13/10-Schlauch besitzt von den drei genannten Größen das ungünstigste Verhältnis aus Durchmesser und Wandstärke, weshalb er am schnellsten zum Knicken neigt, was den Durchfluss einbrechen lassen würde. Es muss außerdem berücksichtigt werden, dass die Schläuche mit zunehmender Temperatur weicher werden und daher schneller Knicken. Enge Biegungen, die bei Raumtemperatur noch halten, können im Lastbetrieb bei erwärmtem Wasser kritisch werden. Diesem Problem kann jedoch durch den Einsatz von Winkeladaptern oder Winkelanschlüssen (45°, 90°) simpel vorgebeugt werden. Um das Verschlauchen einfach zu gestalten, empfiehlt es sich daher, bereits im Voraus einen Plan zu erstellen und die entsprechenden Winkelanschlüsse zu bestellen. Da Planung und Realität nicht immer harmonieren, sollten zur Sicherheit von jeder Sorte zwei bis drei Anschraubtüllen zu viel bestellt werden: Es ist ärgerlich, wegen einer solchen fehlenden Kleinigkeit noch einmal eine Bestellung aufzugeben und mehrere Tage warten zu müssen.

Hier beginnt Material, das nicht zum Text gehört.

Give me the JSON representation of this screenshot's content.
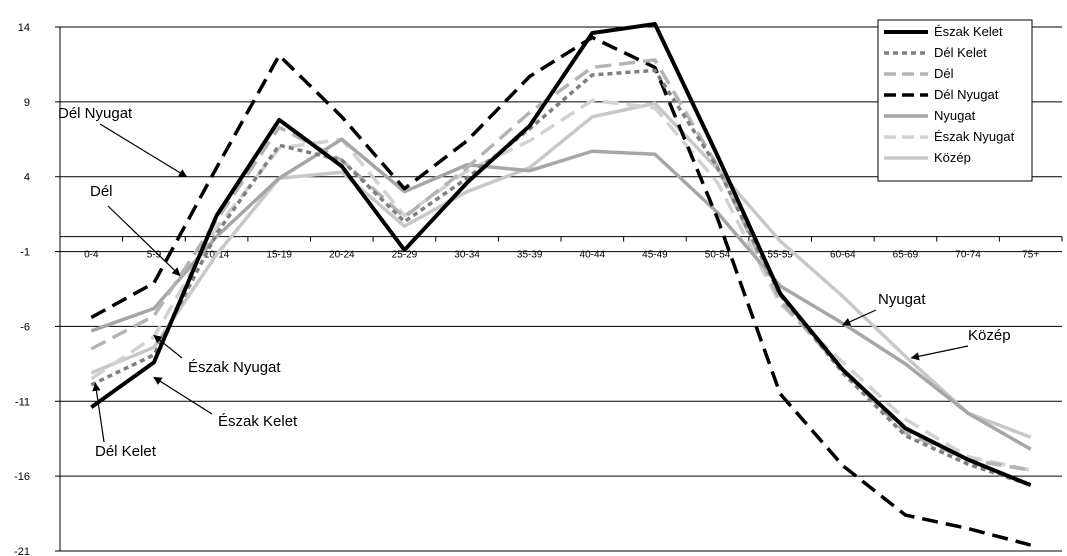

Schläuche sind für Anfänger am besten geeignet

Hardtubes, also starre Rohre, werden von vielen optisch als ansprechender als Schlauchverbindungen empfunden. Die Rohre können aus verschiedensten Materialien bestehen: Von transparentem Plastik über Glas bis hin zu Kupferrohren gibt es etliche Auswahlmöglichkeiten – sogar beleuchtete Rohre sind möglich. Die Handhabung ist aber deutlich schwieriger als bei Schläuchen: Acrylglas und PETG können durch moderate Hitze verformt werden, so dass die Rohre mit eingeführtem Silikonschlauch zur Fixierung des Rohrdurchmessers mitels einer Heißluftpistole gebogen werden können. Glas hingegen kann nur geschnitten werden – alle Biegungen müssen mit Winkeladaptern gelöst werden.

Herkömmliches Hardtube-Fitting: Dichtungsringe liegen außen am Rohr an
Herkömmliches Hardtube-Fitting: Dichtungsringe liegen außen am Rohr an
Das Biegen von Hardtubes setzt Werkzeug voraus
Das Biegen von Hardtubes setzt Werkzeug voraus

Aufgrund des aufwendigeren Umgangs mit Hardtubes sind Schläuche für Anfänger am besten geeignet: sie müssen nur in richtiger Länge zugeschnitten werden. Die meisten Schläuche bestehen aus PVC, einem Kunststoff, der durch Weichmacher flexibel wird. Diese Schläuche können bei längerem Einsatz trübe werden oder verfärben, und Weichmacher können ausgewaschen werden. Das Problem kann durch Norprene- oder EPDM-Schläuche umgangen werden. Dafür sind diese Schläuche schwarz und undurchsichtig – PVC-Schläuche gibt es transparent sowie in verschiedenen Farben.

Transparenter 13/10 PVC-Schlauch: Neu (unten) und nach längerem Einsatz (oben)
Transparenter 13/10 PVC-Schlauch: Neu (unten) und nach längerem Einsatz (oben)

Bei der Verschlauchung sollte auch an einen Ablass für die Flüssigkeit gedacht werden. Das Befüllen kann über den Ausgleichsbehälter erfolgen – doch wer beim Entleeren des Kühlkreises keine Überschwemmung auf der PC-Hardware möchte, sollte an einem möglichst tiefen Punkt der Kühlung einen Kugelhahn zum einfachen Entleeren der Wasserkühlung anbringen.